Abstract
Purpose :
Ccl-5, a beta-chemokine, is constitutively expressed in retina and is associated with inflammatory and neuroprotective responses in several neurodegenerative disorders. We examined whether Ccl-5 deficiency alters retinal ganglion cell (RGC) degeneration in glaucoma.
Methods :
We induced unilateral glaucoma for 6 weeks in age-matched, 8 month old C57Bl/6 (WT) and ccl5-/- mice, using the Microbead Occlusion Model. Intraocular pressure (IOP) was monitored by tonometry. Visual function was assessed prior to and six weeks after model induction, using electroretinogram. For axon transport analysis, mice received bilateral intravitreal injection of the neural tracer cholera toxin beta subunit (CTB) 3 days prior to sacrifice. RGC connectivity was assessed by quantification of CTB anterograde transport to the superior colliculus(SC) and immunohistochemical examination of RGC pre-synaptic inputs in retina of whole eye sections.
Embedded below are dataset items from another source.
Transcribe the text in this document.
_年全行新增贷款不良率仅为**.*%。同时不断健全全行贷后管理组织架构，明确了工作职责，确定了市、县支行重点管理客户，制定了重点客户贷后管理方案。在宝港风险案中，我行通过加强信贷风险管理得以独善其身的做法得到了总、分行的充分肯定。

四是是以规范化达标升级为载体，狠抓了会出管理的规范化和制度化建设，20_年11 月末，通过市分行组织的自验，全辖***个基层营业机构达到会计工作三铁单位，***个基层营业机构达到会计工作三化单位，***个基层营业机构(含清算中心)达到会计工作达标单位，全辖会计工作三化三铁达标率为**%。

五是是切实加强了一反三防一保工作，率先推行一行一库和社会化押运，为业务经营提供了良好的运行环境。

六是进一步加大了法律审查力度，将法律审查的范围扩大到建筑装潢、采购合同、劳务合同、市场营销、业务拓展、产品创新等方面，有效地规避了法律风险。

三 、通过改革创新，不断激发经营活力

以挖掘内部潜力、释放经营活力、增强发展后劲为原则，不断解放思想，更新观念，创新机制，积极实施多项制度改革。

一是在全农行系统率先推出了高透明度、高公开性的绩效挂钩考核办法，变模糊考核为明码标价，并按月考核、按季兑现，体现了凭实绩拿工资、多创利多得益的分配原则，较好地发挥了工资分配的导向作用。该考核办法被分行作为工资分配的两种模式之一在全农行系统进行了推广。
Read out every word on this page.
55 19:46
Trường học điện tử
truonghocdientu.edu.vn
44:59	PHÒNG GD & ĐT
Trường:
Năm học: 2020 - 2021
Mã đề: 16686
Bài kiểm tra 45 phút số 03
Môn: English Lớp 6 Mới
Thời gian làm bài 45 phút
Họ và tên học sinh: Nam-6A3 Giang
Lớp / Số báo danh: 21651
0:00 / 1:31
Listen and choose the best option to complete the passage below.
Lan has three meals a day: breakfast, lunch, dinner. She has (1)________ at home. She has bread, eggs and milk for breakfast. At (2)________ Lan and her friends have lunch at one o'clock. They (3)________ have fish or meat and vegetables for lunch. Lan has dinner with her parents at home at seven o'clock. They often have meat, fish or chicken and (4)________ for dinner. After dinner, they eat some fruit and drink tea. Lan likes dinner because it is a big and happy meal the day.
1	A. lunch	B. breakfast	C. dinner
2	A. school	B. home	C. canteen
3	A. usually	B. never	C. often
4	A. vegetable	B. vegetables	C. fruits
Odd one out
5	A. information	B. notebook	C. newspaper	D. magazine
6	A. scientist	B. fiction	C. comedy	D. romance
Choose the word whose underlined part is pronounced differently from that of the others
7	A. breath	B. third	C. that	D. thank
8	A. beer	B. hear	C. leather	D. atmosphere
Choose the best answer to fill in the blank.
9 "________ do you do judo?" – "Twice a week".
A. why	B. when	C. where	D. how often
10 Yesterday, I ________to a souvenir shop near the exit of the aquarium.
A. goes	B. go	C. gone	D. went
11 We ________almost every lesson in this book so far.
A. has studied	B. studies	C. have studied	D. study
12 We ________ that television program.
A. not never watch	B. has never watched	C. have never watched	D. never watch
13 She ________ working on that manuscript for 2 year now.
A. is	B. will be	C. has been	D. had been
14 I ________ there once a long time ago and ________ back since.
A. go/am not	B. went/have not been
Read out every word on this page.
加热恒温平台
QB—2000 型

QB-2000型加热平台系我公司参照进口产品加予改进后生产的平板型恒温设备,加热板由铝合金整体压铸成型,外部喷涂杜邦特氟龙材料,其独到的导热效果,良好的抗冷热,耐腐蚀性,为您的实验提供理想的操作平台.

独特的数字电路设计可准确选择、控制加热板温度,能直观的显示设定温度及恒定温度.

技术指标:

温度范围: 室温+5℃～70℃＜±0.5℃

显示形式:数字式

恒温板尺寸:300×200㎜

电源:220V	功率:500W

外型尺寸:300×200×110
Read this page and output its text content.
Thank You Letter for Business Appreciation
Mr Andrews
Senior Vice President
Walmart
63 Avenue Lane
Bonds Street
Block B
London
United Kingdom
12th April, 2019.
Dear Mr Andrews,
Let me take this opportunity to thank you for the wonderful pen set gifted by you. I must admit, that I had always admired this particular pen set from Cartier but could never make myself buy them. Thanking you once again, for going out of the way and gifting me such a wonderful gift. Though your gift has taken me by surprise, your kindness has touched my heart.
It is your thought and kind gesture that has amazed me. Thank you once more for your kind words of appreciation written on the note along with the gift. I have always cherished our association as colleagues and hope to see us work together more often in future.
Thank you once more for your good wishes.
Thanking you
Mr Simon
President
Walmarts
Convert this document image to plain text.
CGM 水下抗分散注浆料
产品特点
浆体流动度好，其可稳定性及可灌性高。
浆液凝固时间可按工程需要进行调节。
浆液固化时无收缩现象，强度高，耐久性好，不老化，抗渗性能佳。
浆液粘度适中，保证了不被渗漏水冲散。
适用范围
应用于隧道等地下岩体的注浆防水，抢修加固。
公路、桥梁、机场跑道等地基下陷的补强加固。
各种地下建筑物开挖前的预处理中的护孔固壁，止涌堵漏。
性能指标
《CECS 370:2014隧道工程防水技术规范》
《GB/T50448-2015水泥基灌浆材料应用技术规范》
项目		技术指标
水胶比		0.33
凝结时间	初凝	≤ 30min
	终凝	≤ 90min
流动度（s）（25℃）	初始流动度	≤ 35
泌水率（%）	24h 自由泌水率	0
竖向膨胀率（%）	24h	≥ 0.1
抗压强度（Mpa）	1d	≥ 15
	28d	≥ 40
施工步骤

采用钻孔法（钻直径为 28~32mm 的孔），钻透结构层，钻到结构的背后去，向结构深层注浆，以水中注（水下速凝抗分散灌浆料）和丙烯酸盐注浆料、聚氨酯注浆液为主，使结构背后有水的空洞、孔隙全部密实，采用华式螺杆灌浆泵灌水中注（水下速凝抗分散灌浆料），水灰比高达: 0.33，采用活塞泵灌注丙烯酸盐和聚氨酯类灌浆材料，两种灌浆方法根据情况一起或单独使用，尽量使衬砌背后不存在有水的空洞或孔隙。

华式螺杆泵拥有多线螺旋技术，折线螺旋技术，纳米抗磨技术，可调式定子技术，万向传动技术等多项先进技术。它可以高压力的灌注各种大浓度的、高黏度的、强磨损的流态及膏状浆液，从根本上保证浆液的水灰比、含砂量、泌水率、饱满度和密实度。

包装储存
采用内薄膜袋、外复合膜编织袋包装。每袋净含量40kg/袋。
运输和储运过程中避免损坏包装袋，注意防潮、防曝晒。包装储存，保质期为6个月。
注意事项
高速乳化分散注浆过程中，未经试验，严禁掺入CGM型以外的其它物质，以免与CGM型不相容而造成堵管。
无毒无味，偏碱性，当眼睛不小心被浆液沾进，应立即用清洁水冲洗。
Structural degeneration of RGCs was assessed retina and optic nerve. Paired and unpaired T-tests were utilized for statistical analysis with p>0.05 indicating statistical significance.
Results :
Baseline IOP and experimental IOP did not differ between WT and ccl5-/- mice (p>0.05). For both genotypes, microbead injection elevated IOP by 22-25% throughout the 6 week period, compared to saline injection (p < 0.01 for both). In WT mice, elevated IOP resulted in a 28-36% decrease in Brn3a+ RGCs in the retina and RGC axons in the optic nerve (p<0.05), compared to saline-injected controls. These pressure-induced decreases were not observed in ccl5-/- mice, compared to saline-injected controls (p>0.05). The number of degenerating axon profiles increased by nearly 10-fold in optic nerve from WT mice versus only 3-fold in ccl5-/- mice (p<0.05). Anterograde transport of CTB to the SC decreased by almost 40% in WT mice (p<0.01), but not in ccl5-/- mice. Retina from microbead-injected WT mice exhibited reorganization of beta-tubulin+ processes in the inner plexiform layer. This reorganization was significantly less noticable in ccl5-/- mice than WT. IOP-dependent pathology noted in WT mice was accompanied by decreases in amplitudes of b-wave and oscillatory potentials, particularly for the combined cone and rod response (p<0.05). This decrease was not observed in ccl5-/- mice.
Conclusions :
Our data suggests that Ccl5 deficiency improves structural and functional outcomes for RGCs in a mouse model of inducible glaucoma.
This is an abstract that was submitted for the 2017 ARVO Annual Meeting, held in Baltimore, MD, May 7-11, 2017.